Dependencies
ttml-validator uses as few dependencies as possible outside what is bundled with Python.
Todo
add url links to the dependencies
Encoding checks: charset-normalizer
One of the issues we have frequently observed is incorrect encoding. Since many workflows produce TTML documents whose content originated in older binary formats such as STL, that use an 8 bit character set, the toolchain needs to convert the character encoding into Unicode, and then into UTF-8. Many tools do not do this properly, with results such as:
Documents labelled as UTF-8 but actually contain character content encoded in some other character set
Documents with an unexpected byte sequence at the beginning, such as a Byte Order Mark (BOM) that was prepended to a string representation of the documents and was then encoded as UTF-8
Documents containing illegal byte sequences, or null bytes, that have no decoding in UTF-8
The charset-normalizer library provides a mechanism for identifying
the potential actual encodings of the document, and allowing it to be
queried.
XML Schema checks: xmlschema and XSDs
A classical method for validating generic XML documents is to use a schema and process the document against that schema, to see if it conforms. Different schema languages exist; XML Schema Definition (XSD) documents are available for TTML, IMSC, EBU-TT-D and DAPT.

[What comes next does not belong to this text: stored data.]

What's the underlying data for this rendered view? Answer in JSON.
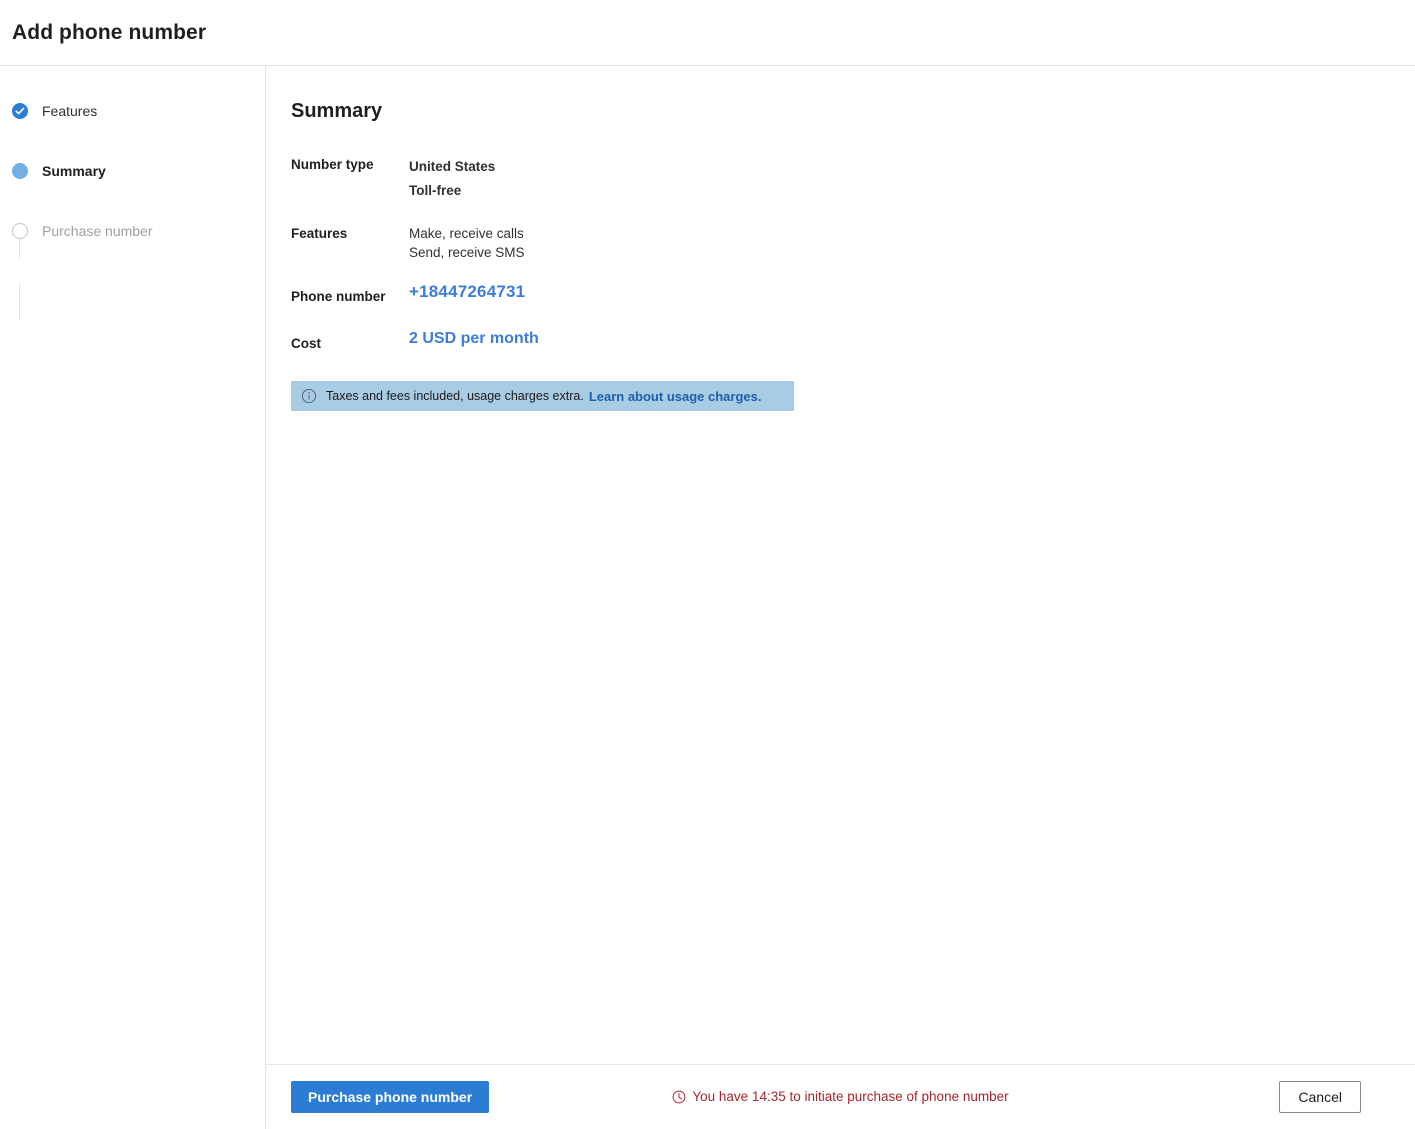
{
  "header": {
    "title": "Add phone number"
  },
  "wizard": {
    "steps": [
      {
        "label": "Features",
        "state": "done",
        "icon": "check-icon"
      },
      {
        "label": "Summary",
        "state": "current",
        "icon": "filled-circle-icon"
      },
      {
        "label": "Purchase number",
        "state": "todo",
        "icon": "empty-circle-icon"
      }
    ]
  },
  "main": {
    "title": "Summary",
    "rows": {
      "number_type": {
        "label": "Number type",
        "value_line1": "United States",
        "value_line2": "Toll-free"
      },
      "features": {
        "label": "Features",
        "value_line1": "Make, receive calls",
        "value_line2": "Send, receive SMS"
      },
      "phone_number": {
        "label": "Phone number",
        "value": "+18447264731"
      },
      "cost": {
        "label": "Cost",
        "value": "2 USD per month"
      }
    },
    "info_banner": {
      "icon": "info-icon",
      "text": "Taxes and fees included, usage charges extra.",
      "link_text": "Learn about usage charges.",
      "background": "#a9cce5",
      "link_color": "#1d5fa8"
    },
    "timer": {
      "icon": "clock-icon",
      "text": "You have 14:35 to initiate purchase of phone number",
      "color": "#a4262c"
    }
  },
  "footer": {
    "primary_label": "Purchase phone number",
    "secondary_label": "Cancel",
    "primary_color": "#2b7cd3"
  }
}
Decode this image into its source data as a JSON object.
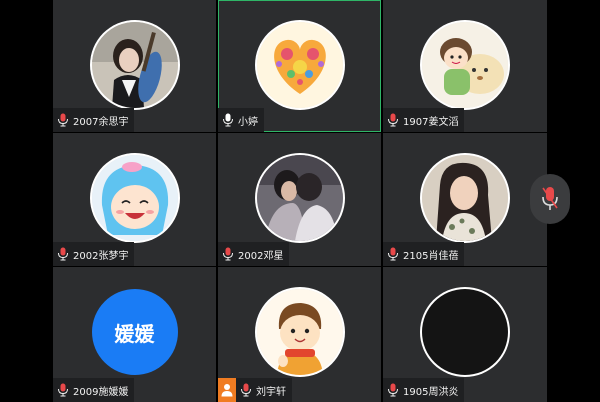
{
  "colors": {
    "background": "#000000",
    "tile": "#2c2d2f",
    "label_bg": "#1f2022",
    "active_border": "#2fb567",
    "mic_muted": "#e8494a",
    "mic_active": "#ffffff",
    "host_badge": "#f07c22",
    "blue_avatar": "#1a7cf5"
  },
  "participants": [
    {
      "name": "2007余思宇",
      "mic": "muted",
      "avatar": "photo-girl-guitar"
    },
    {
      "name": "小婷",
      "mic": "active",
      "avatar": "heart-illustration",
      "speaking": true
    },
    {
      "name": "1907姜文滔",
      "mic": "muted",
      "avatar": "cartoon-bear-boy"
    },
    {
      "name": "2002张梦宇",
      "mic": "muted",
      "avatar": "anime-blue-hair-girl"
    },
    {
      "name": "2002邓星",
      "mic": "muted",
      "avatar": "photo-couple"
    },
    {
      "name": "2105肖佳蓓",
      "mic": "muted",
      "avatar": "photo-woman"
    },
    {
      "name": "2009施媛媛",
      "mic": "muted",
      "avatar": "text-avatar",
      "avatar_text": "媛媛"
    },
    {
      "name": "刘宇轩",
      "mic": "muted",
      "avatar": "cartoon-boy-scarf",
      "host": true
    },
    {
      "name": "1905周洪炎",
      "mic": "muted",
      "avatar": "black-avatar"
    }
  ],
  "side_control": {
    "icon": "mic-muted-icon"
  }
}
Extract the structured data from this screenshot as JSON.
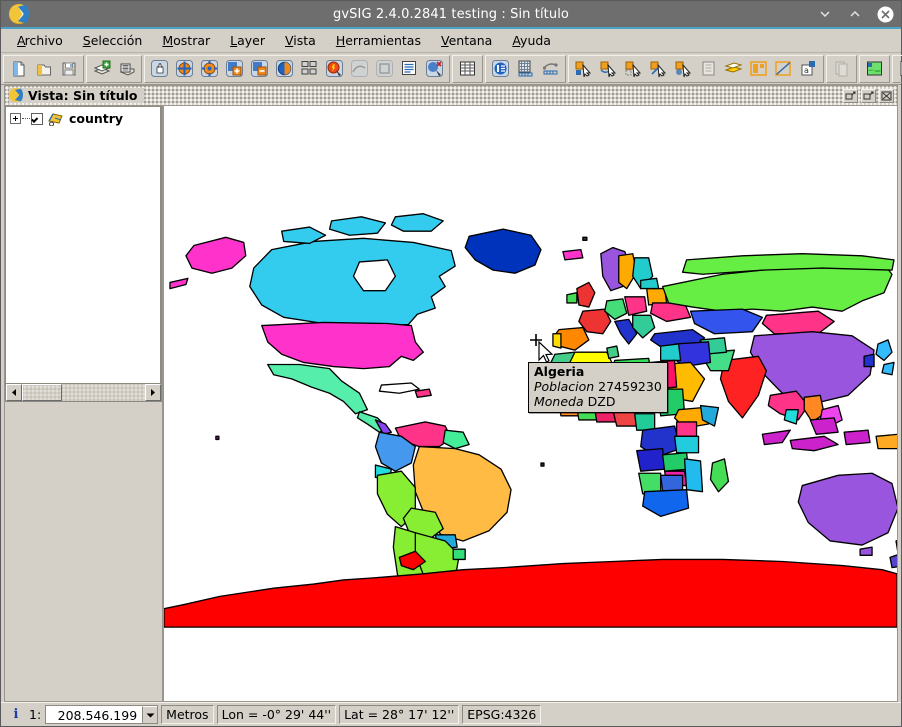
{
  "window": {
    "title": "gvSIG 2.4.0.2841 testing : Sin título",
    "logo_icon": "gvsig-logo-icon",
    "controls": [
      {
        "name": "minimize-button",
        "icon": "chevron-down-icon"
      },
      {
        "name": "maximize-button",
        "icon": "chevron-up-icon"
      },
      {
        "name": "close-button",
        "icon": "close-circle-icon"
      }
    ]
  },
  "menubar": {
    "items": [
      {
        "label": "Archivo",
        "mnemonic": "A"
      },
      {
        "label": "Selección",
        "mnemonic": "S"
      },
      {
        "label": "Mostrar",
        "mnemonic": "M"
      },
      {
        "label": "Layer",
        "mnemonic": "L"
      },
      {
        "label": "Vista",
        "mnemonic": "V"
      },
      {
        "label": "Herramientas",
        "mnemonic": "H"
      },
      {
        "label": "Ventana",
        "mnemonic": "V"
      },
      {
        "label": "Ayuda",
        "mnemonic": "A"
      }
    ]
  },
  "toolbar": {
    "groups": [
      {
        "name": "file-group",
        "buttons": [
          {
            "name": "new-project-button",
            "icon": "new-document-icon",
            "state": "enabled"
          },
          {
            "name": "open-project-button",
            "icon": "open-folder-icon",
            "state": "enabled"
          },
          {
            "name": "save-project-button",
            "icon": "save-disk-icon",
            "state": "enabled"
          }
        ]
      },
      {
        "name": "layer-group",
        "buttons": [
          {
            "name": "add-layer-button",
            "icon": "add-layer-icon",
            "state": "enabled"
          },
          {
            "name": "layer-properties-button",
            "icon": "layer-table-icon",
            "state": "enabled"
          }
        ]
      },
      {
        "name": "navigation-group",
        "buttons": [
          {
            "name": "pan-button",
            "icon": "hand-pan-icon",
            "state": "enabled"
          },
          {
            "name": "zoom-in-rect-button",
            "icon": "zoom-in-rect-icon",
            "state": "enabled"
          },
          {
            "name": "zoom-out-rect-button",
            "icon": "zoom-out-rect-icon",
            "state": "enabled"
          },
          {
            "name": "zoom-in-button",
            "icon": "zoom-plus-icon",
            "state": "enabled"
          },
          {
            "name": "zoom-out-button",
            "icon": "zoom-minus-icon",
            "state": "enabled"
          },
          {
            "name": "zoom-full-extent-button",
            "icon": "globe-extent-icon",
            "state": "enabled"
          },
          {
            "name": "zoom-to-layer-button",
            "icon": "zoom-layer-icon",
            "state": "enabled"
          },
          {
            "name": "info-tool-button",
            "icon": "info-arrow-icon",
            "state": "enabled"
          },
          {
            "name": "measure-distance-button",
            "icon": "measure-line-icon",
            "state": "disabled"
          },
          {
            "name": "measure-area-button",
            "icon": "measure-area-icon",
            "state": "disabled"
          },
          {
            "name": "view-center-button",
            "icon": "center-view-icon",
            "state": "enabled"
          },
          {
            "name": "zoom-previous-button",
            "icon": "zoom-prev-icon",
            "state": "enabled"
          }
        ]
      },
      {
        "name": "table-group",
        "buttons": [
          {
            "name": "attribute-table-button",
            "icon": "table-grid-icon",
            "state": "enabled"
          }
        ]
      },
      {
        "name": "annotation-group",
        "buttons": [
          {
            "name": "layer-info-button",
            "icon": "layer-info-icon",
            "state": "enabled"
          },
          {
            "name": "grid-settings-button",
            "icon": "grid-ruler-icon",
            "state": "enabled"
          },
          {
            "name": "profile-tool-button",
            "icon": "profile-curve-icon",
            "state": "enabled"
          }
        ]
      },
      {
        "name": "selection-group",
        "buttons": [
          {
            "name": "select-by-point-button",
            "icon": "select-point-icon",
            "state": "enabled"
          },
          {
            "name": "select-by-rect-button",
            "icon": "select-rect-icon",
            "state": "enabled"
          },
          {
            "name": "select-by-polygon-button",
            "icon": "select-polygon-icon",
            "state": "enabled"
          },
          {
            "name": "select-by-circle-button",
            "icon": "select-circle-icon",
            "state": "enabled"
          },
          {
            "name": "select-by-buffer-button",
            "icon": "select-buffer-icon",
            "state": "enabled"
          },
          {
            "name": "select-all-button",
            "icon": "select-all-icon",
            "state": "enabled"
          },
          {
            "name": "invert-selection-button",
            "icon": "invert-selection-icon",
            "state": "enabled"
          },
          {
            "name": "clear-selection-button",
            "icon": "clear-selection-icon",
            "state": "enabled"
          },
          {
            "name": "selection-by-layer-button",
            "icon": "selection-layer-icon",
            "state": "enabled"
          },
          {
            "name": "selection-by-attribute-button",
            "icon": "selection-attribute-icon",
            "state": "enabled"
          }
        ]
      },
      {
        "name": "geoprocess-group",
        "buttons": [
          {
            "name": "copy-features-button",
            "icon": "copy-features-icon",
            "state": "disabled"
          }
        ]
      },
      {
        "name": "raster-group",
        "buttons": [
          {
            "name": "raster-properties-button",
            "icon": "raster-image-icon",
            "state": "enabled"
          }
        ]
      },
      {
        "name": "catalog-group",
        "buttons": [
          {
            "name": "legend-editor-button",
            "icon": "legend-edit-icon",
            "state": "enabled"
          },
          {
            "name": "geoprocessing-button",
            "icon": "gear-star-icon",
            "state": "enabled"
          },
          {
            "name": "information-tool-button",
            "icon": "info-pencil-icon",
            "state": "selected"
          }
        ]
      }
    ]
  },
  "view_window": {
    "title": "Vista: Sin título",
    "icon": "gvsig-mini-logo-icon",
    "controls": [
      {
        "name": "restore-window-button",
        "icon": "restore-icon"
      },
      {
        "name": "maximize-window-button",
        "icon": "maximize-icon"
      },
      {
        "name": "close-window-button",
        "icon": "close-x-icon"
      }
    ]
  },
  "toc": {
    "layers": [
      {
        "name": "country",
        "visible": true,
        "expanded": false,
        "icon": "polygon-layer-icon"
      }
    ],
    "scrollbar": {
      "left_arrow": "◀",
      "right_arrow": "▶"
    }
  },
  "tooltip": {
    "title": "Algeria",
    "fields": [
      {
        "label": "Poblacion",
        "value": "27459230"
      },
      {
        "label": "Moneda",
        "value": "DZD"
      }
    ]
  },
  "statusbar": {
    "info_icon": "info-i-icon",
    "scale_prefix": "1:",
    "scale_value": "208.546.199",
    "units": "Metros",
    "longitude": "Lon = -0° 29' 44''",
    "latitude": "Lat = 28° 17' 12''",
    "projection": "EPSG:4326"
  },
  "colors": {
    "titlebar_bg": "#6e6e6e",
    "accent_line": "#4aa3c7",
    "chrome_bg": "#d4d0c8",
    "map_bg": "#ffffff",
    "country_highlight": "#ffff00",
    "antarctica": "#ff0000",
    "russia": "#66ee44",
    "canada": "#33ccee",
    "usa": "#ff33cc",
    "china": "#9955dd",
    "brazil": "#ffbb44",
    "india": "#ff2222",
    "australia": "#9955dd",
    "greenland": "#0033bb"
  },
  "map": {
    "layer": "country",
    "projection": "EPSG:4326",
    "countries": [
      {
        "name": "Greenland",
        "color": "#0033bb"
      },
      {
        "name": "Canada",
        "color": "#33ccee"
      },
      {
        "name": "United States",
        "color": "#ff33cc"
      },
      {
        "name": "Alaska",
        "color": "#ff33cc"
      },
      {
        "name": "Mexico",
        "color": "#55eeaa"
      },
      {
        "name": "Brazil",
        "color": "#ffbb44"
      },
      {
        "name": "Argentina",
        "color": "#88ee33"
      },
      {
        "name": "Peru",
        "color": "#88ee33"
      },
      {
        "name": "Colombia",
        "color": "#4499ee"
      },
      {
        "name": "Venezuela",
        "color": "#ff3388"
      },
      {
        "name": "Russia",
        "color": "#66ee44"
      },
      {
        "name": "China",
        "color": "#9955dd"
      },
      {
        "name": "India",
        "color": "#ff2222"
      },
      {
        "name": "Mongolia",
        "color": "#ff3388"
      },
      {
        "name": "Kazakhstan",
        "color": "#3355ee"
      },
      {
        "name": "Algeria",
        "color": "#ffff00"
      },
      {
        "name": "Libya",
        "color": "#33dd55"
      },
      {
        "name": "Egypt",
        "color": "#ff1166"
      },
      {
        "name": "Saudi Arabia",
        "color": "#ffbb00"
      },
      {
        "name": "Australia",
        "color": "#9955dd"
      },
      {
        "name": "Antarctica",
        "color": "#ff0000"
      },
      {
        "name": "France",
        "color": "#ee3333"
      },
      {
        "name": "Spain",
        "color": "#ff8800"
      },
      {
        "name": "Sweden",
        "color": "#ffaa00"
      },
      {
        "name": "Ukraine",
        "color": "#ff3388"
      },
      {
        "name": "Turkey",
        "color": "#2233cc"
      },
      {
        "name": "Iran",
        "color": "#3333dd"
      },
      {
        "name": "Indonesia",
        "color": "#cc22cc"
      },
      {
        "name": "Madagascar",
        "color": "#44dd55"
      },
      {
        "name": "South Africa",
        "color": "#1166ee"
      },
      {
        "name": "Angola",
        "color": "#2222cc"
      },
      {
        "name": "Nigeria",
        "color": "#ee4444"
      },
      {
        "name": "Sudan",
        "color": "#22cc66"
      },
      {
        "name": "New Zealand",
        "color": "#5544cc"
      },
      {
        "name": "Japan",
        "color": "#33bbff"
      },
      {
        "name": "Papua New Guinea",
        "color": "#ffaa22"
      }
    ]
  }
}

The xmlschema library is able to parse an XSD and use it to validate an
XML document parsed as an ElementTree.
Note that XML Schema validation alone is unable to check all potential conformance requirements.
Two externally defined XSDs are copied into this repository:
The DAPT XSD is from https://github.com/w3c/dapt/tree/main/xml-schemas and includes the EBU-TT Metadata XSD from https://github.com/ebu/ebu-tt-m-xsd
The EBU-TT-D XSD is from https://github.com/ebu/ebu-tt-xsd and similarly includes the EBU-TT Metadata XSD.
See the schemas package.
Registries
Where value sets are defined in a managed list, or a “registry”,
the list is held in the code as a JSON file. In the case of DAPT,
those files are copied from the W3C specification repository at
https://github.com/w3c/dapt/tree/main/registries . In the case
of the TTML ttm:role registry, a JSON file has been synthesised
from the specification and equivalent wiki page at
https://www.w3.org/wiki/TTML/RoleRegistry .
See the registries package.
External test suites
An external test suite for DAPT exists at https://github.com/w3c/dapt-tests
The DAPT validation code is tested against this suite, which is included
as a git submodule in the test package.
Development dependencies
Documentation:
sphinx.Test coverage:
coverage.Python documentation string validation:
pydocstyle.Python source code checking/linting:
flake8.Debug adaptor:
debugpy.